The count was running towards the far edge of the platform. Whatever the mood of the people, there was no guarantee that he might not yet escape if he could lose himself within the crowds on the square. Stefan was determined that would not happen. As Rosporov prepared to jump clear, Stefan flung himself onto the platform, bringing down the smaller man. For a moment he had Rosporov pinned down, seemingly at his mercy. The count looked up at Stefan, his blue eyes radiating a cold hatred.
“I put a price upon everything,” he spat at Stefan. “And, I promise you, the taking of my life will cost you dear.” Stefan had no desire to swap words with Rosporov. But, as he reached for his knife, a blow from out of nowhere punched into his stomach, sending the weapon spinning away.
Rosporov hit him again, hit him with a force that Stefan would scarcely have believed possible. Stefan reached for his sword, but Rosporov anticipated him. The blade was forced from his grasp. Stefan launched himself upon Rosporov before he could aim another blow. But this was no longer the slight, almost frail man of only moments before. Now Stefan found himself locked in a murderous dance with a fury who seemed to draw down fresh energy even as Stefan’s exhausted body weakened. Rosporov’s skewed, seemingly puny arm wound itself around Stefan’s throat, and began to lock tight.
“Never trust your eyes to tell you the truth,” Rosporov taunted him. “The world is full of deceptions.”
Stefan levered himself free of the choking embrace, only for the count to strike him a third time; a hammer-punch to the chest that knocked Stefan halfway across the platform. Now Rosporov had Stefan’s sword. Smiling, he closed in on his victim.

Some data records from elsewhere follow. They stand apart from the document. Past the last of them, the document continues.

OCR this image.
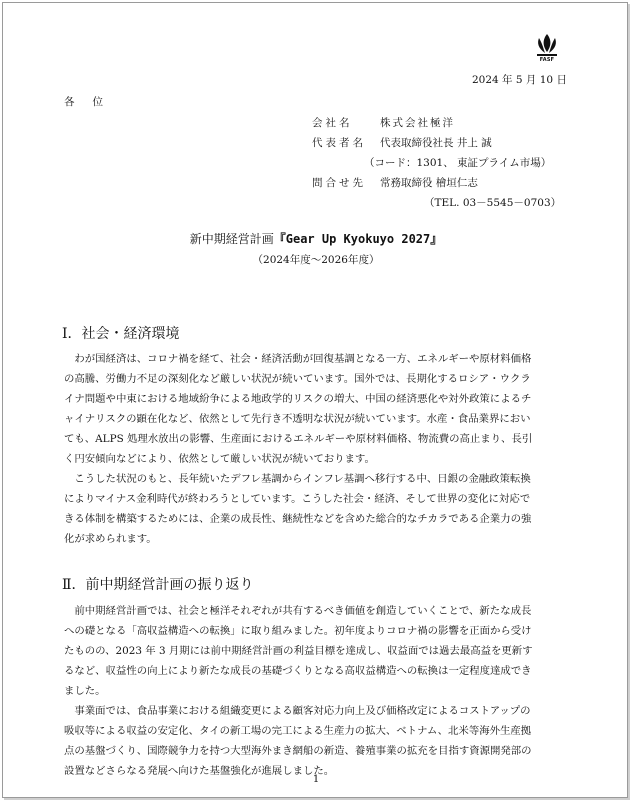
FASF
2024 年 5 月 10 日
各位
会社名	株式会社極洋
代表者名 代表取締役社長 井上 誠
（コード：1301、 東証プライム市場）
問合せ先 常務取締役 檜垣仁志
（TEL. 03－5545－0703）
新中期経営計画『Gear Up Kyokuyo 2027』
（2024年度～2026年度）
Ⅰ．社会・経済環境
　わが国経済は、コロナ禍を経て、社会・経済活動が回復基調となる一方、エネルギーや原材料価格
の高騰、労働力不足の深刻化など厳しい状況が続いています。国外では、長期化するロシア・ウクラ
イナ問題や中東における地域紛争による地政学的リスクの増大、中国の経済悪化や対外政策によるチ
ャイナリスクの顕在化など、依然として先行き不透明な状況が続いています。水産・食品業界におい
ても、ALPS 処理水放出の影響、生産面におけるエネルギーや原材料価格、物流費の高止まり、長引
く円安傾向などにより、依然として厳しい状況が続いております。
　こうした状況のもと、長年続いたデフレ基調からインフレ基調へ移行する中、日銀の金融政策転換
によりマイナス金利時代が終わろうとしています。こうした社会・経済、そして世界の変化に対応で
きる体制を構築するためには、企業の成長性、継続性などを含めた総合的なチカラである企業力の強
化が求められます。
Ⅱ．前中期経営計画の振り返り
　前中期経営計画では、社会と極洋それぞれが共有するべき価値を創造していくことで、新たな成長
への礎となる「高収益構造への転換」に取り組みました。初年度よりコロナ禍の影響を正面から受け
たものの、2023 年 3 月期には前中期経営計画の利益目標を達成し、収益面では過去最高益を更新す
るなど、収益性の向上により新たな成長の基礎づくりとなる高収益構造への転換は一定程度達成でき
ました。
　事業面では、食品事業における組織変更による顧客対応力向上及び価格改定によるコストアップの
吸収等による収益の安定化、タイの新工場の完工による生産力の拡大、ベトナム、北米等海外生産拠
点の基盤づくり、国際競争力を持つ大型海外まき網船の新造、養殖事業の拡充を目指す資源開発部の
設置などさらなる発展へ向けた基盤強化が進展しました。
1
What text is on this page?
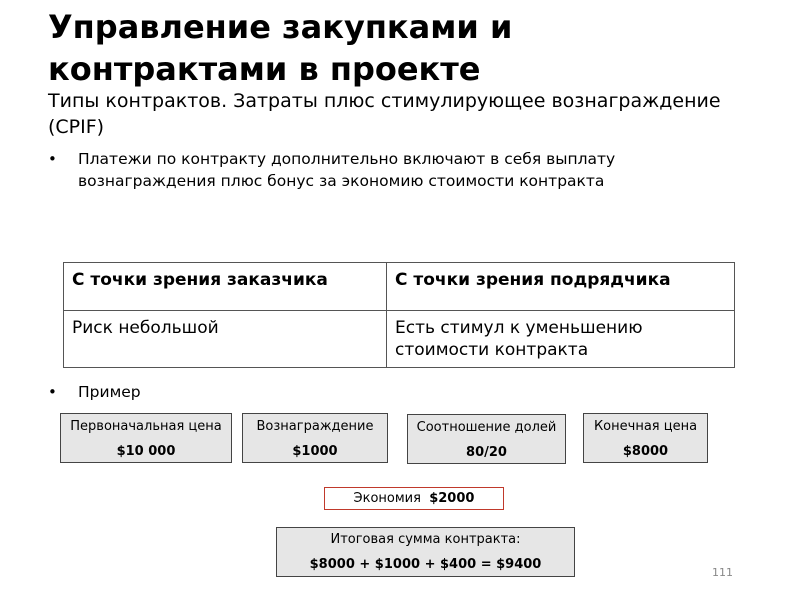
Управление закупками и контрактами в проекте

Типы контрактов. Затраты плюс стимулирующее вознаграждение (CPIF)

• Платежи по контракту дополнительно включают в себя выплату вознаграждения плюс бонус за экономию стоимости контракта
С точки зрения заказчика	С точки зрения подрядчика
Риск небольшой	Есть стимул к уменьшению стоимости контракта
• Пример
Первоначальная цена
$10 000
Вознаграждение
$1000
Соотношение долей
80/20
Конечная цена
$8000
Экономия $2000
Итоговая сумма контракта:
$8000 + $1000 + $400 = $9400
111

Stefan twisted his body away as Rosporov scythed down with the sword, wielding the heavy blade as if it carried no weight at all. The steel bit into the wooden frame of the platform, an inch from Stefan’s face. He aimed a kick at Rosporov and caught him square in the gut, but it seemed only to feed his manic rage. Stefan regained his feet. Rosporov aimed the sword again, and this time made contact. Stefan felt the numb chill of the steel cut between his ribs. He staggered back, blood already flowing fast where his hand was clamped against the wound.
Rosporov surveyed his work with satisfaction and positioned himself to strike one final blow. Stefan looked around him. The dagger was gone, Rosporov had his sword. He took a step back and fastened both hands upon the only weapon he had left.
The hot metal of the brazier seared his skin at the very first touch, but, somehow, Stefan held on. As Rosporov swung the sword a final time, Stefan dragged the glowing brazier from the ground, and hurled the fiery mass of coals into the face of his opponent.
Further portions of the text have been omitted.